Monoamine oxidase inhibitors (referred to as MAOIs) represent an older class of antidepressants used in the treatment of depression, anxiety and bipolar disorder. The drugs can be dangerous to use since they are known to interact negatively with other medications and even some foods. However, they have been effective in treating forms of depression which appear untouched by other drugs and treatments.
MAOIs seem most effective in the treatment of atypical depressions. These types of depression usually include symptoms like overeating, oversleeping and over-sensitivity to rejection. Because of their potential hazards and their limited range, MAOIs are sometimes avoided. Research does seem to suggest that newer classes of antidepressants (such as selective serotonin reuptake inhibitors and RIMA) are equally effective in treating atypical depression.
How Do MAOIs Work?
Patients curious about the drugs may wonder how they work. MAOI drugs work by regulating particular enzyme activity within the brain. Inside the brain are chemical messengers known as monoamine neurotransmitters. These messengers are responsible for positive mood and have names many people recognize, including serotonin, noradrenaline and dopamine.
Monoamine oxidase is an enzyme inside the brain that breaks down the monoamines. By inhibiting the enzyme from its task, the number of monoamines increases.

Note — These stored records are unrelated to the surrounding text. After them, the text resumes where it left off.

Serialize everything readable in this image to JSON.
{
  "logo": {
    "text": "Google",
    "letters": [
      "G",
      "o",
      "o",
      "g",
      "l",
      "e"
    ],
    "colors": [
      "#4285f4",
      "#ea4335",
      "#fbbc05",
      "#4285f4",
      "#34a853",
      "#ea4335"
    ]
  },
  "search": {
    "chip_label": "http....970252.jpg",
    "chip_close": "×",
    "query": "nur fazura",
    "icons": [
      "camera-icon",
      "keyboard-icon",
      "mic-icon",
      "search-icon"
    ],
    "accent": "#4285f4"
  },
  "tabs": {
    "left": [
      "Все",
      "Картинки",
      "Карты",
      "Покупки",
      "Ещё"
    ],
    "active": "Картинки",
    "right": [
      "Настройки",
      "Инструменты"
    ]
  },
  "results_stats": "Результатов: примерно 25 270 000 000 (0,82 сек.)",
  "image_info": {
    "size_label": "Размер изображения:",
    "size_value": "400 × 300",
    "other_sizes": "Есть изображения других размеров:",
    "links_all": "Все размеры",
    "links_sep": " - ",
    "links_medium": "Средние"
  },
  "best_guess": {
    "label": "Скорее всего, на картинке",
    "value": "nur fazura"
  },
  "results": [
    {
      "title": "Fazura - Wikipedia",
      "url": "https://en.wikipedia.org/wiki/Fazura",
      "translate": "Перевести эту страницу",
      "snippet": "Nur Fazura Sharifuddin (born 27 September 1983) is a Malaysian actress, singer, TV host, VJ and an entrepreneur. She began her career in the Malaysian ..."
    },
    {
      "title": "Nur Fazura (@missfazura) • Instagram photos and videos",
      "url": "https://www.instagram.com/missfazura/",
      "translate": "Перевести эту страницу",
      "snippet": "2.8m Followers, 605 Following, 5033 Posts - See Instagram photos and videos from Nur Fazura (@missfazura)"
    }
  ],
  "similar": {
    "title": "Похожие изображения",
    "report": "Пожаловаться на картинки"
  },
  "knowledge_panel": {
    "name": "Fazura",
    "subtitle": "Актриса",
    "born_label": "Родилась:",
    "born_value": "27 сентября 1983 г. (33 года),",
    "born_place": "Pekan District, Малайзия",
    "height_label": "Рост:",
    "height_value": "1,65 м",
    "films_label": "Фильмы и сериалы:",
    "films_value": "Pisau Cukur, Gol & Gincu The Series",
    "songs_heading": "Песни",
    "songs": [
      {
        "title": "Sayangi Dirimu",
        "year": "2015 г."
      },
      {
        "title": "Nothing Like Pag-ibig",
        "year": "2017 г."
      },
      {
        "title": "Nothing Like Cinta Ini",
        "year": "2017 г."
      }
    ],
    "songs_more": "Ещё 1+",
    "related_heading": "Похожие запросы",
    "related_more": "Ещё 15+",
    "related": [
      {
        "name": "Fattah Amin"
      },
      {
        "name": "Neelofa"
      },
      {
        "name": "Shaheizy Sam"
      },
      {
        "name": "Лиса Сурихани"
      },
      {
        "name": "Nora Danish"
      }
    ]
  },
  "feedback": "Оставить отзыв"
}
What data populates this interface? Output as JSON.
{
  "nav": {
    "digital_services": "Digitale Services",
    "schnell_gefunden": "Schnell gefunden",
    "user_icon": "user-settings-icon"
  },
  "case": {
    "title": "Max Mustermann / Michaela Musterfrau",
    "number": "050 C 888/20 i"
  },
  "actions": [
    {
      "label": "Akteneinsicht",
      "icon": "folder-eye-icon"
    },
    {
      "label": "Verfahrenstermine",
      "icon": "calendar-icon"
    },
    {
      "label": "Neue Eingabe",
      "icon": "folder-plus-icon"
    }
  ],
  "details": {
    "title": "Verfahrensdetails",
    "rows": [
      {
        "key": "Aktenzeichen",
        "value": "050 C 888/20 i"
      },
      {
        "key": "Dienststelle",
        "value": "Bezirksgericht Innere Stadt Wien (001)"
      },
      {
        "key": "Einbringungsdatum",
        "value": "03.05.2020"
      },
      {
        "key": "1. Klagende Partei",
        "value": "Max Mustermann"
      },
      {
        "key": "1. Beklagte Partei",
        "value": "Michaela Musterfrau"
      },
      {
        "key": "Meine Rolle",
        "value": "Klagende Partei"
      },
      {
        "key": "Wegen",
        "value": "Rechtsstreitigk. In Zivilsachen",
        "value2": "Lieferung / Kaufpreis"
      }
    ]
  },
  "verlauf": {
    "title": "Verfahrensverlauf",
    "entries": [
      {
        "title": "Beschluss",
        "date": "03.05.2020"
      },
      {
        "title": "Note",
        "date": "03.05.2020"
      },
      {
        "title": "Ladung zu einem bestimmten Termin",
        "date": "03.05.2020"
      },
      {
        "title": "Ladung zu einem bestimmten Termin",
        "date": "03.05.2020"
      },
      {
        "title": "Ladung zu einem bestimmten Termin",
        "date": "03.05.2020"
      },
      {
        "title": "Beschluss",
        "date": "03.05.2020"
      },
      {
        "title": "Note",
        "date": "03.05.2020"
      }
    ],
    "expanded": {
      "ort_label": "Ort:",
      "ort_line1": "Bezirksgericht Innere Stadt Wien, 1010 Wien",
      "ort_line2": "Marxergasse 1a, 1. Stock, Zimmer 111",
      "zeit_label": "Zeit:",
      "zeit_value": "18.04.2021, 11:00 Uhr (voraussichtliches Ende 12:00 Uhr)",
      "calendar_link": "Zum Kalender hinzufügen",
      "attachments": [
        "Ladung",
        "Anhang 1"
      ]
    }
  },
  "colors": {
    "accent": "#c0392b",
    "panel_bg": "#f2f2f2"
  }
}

The presence of more monoamines in the brain produces an improvement in mood.
Dangers of MAOIs
The news is mixed, of course. The positive effects of MOAIs do come with some potential dangers. The medication can cause serious reactions if taken with other antidepressants, recreational drugs and even cough medications. These drugs have also been shown to interact negatively with the amino acid tyranine which is present in some foods and drinks.
In the same way that MAOIs inhibit the breakdown of monoamines, the drug also works against the breakdown of tyranine. However, tyranine can be dangerous if it is not broken down. For this reason, patients taking MAOIs need to avoid certain foods with the amino acid.

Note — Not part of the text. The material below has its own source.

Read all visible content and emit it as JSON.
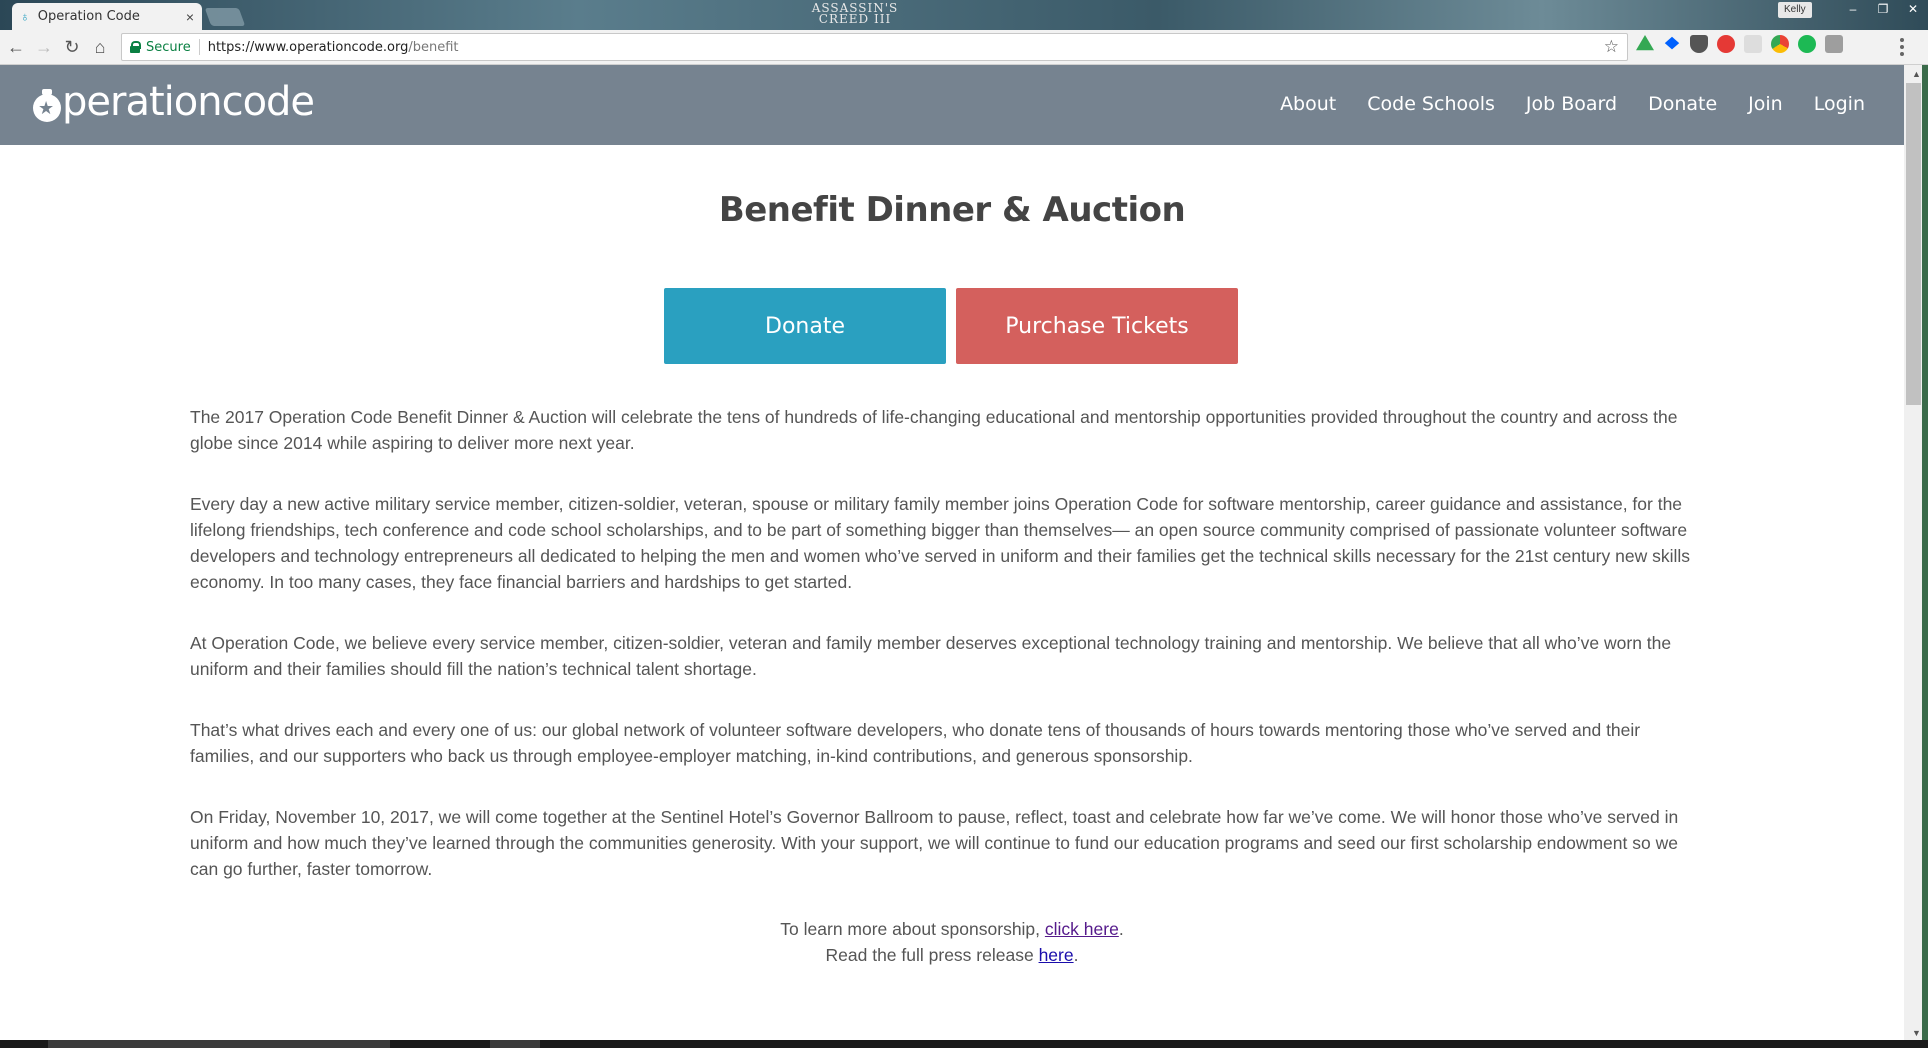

Such foods as aged meats and cheeses, soy products, sauerkraut and marmite, along with certain alcoholic beverages, would need to be taken out of the patient’s diet. If eaten while taking MAOIs, dangerous rises in blood pressure may result. The most up-to-date list of restricted foods can be obtained through a person’s physician or mental health professional.
Just as with most drugs, there are side effects which some experience when they take the medication. Common side effects for those taking MAOIs include insomnia, dizziness, fuzzy vision and drowsiness. It should further be noted that the person taking MAOIs may not experience positive results for several weeks.
Patients should also avoid ceasing the medication abruptly. Once mood improvement occurs, patients are encouraged to continue taking the medication for several months in order to avoid relapse. Even then, the patient should discontinue use of the medication slowly to avoid unpleasant symptoms known as discontinuation syndrome.
The person suffering with clinical depression may be looking for any rope that promises to pull them out of their current situation. Not all medications or treatments are right for every patient, however, so it is vital that sufferers speak candidly with their health care provider and become as informed as possible.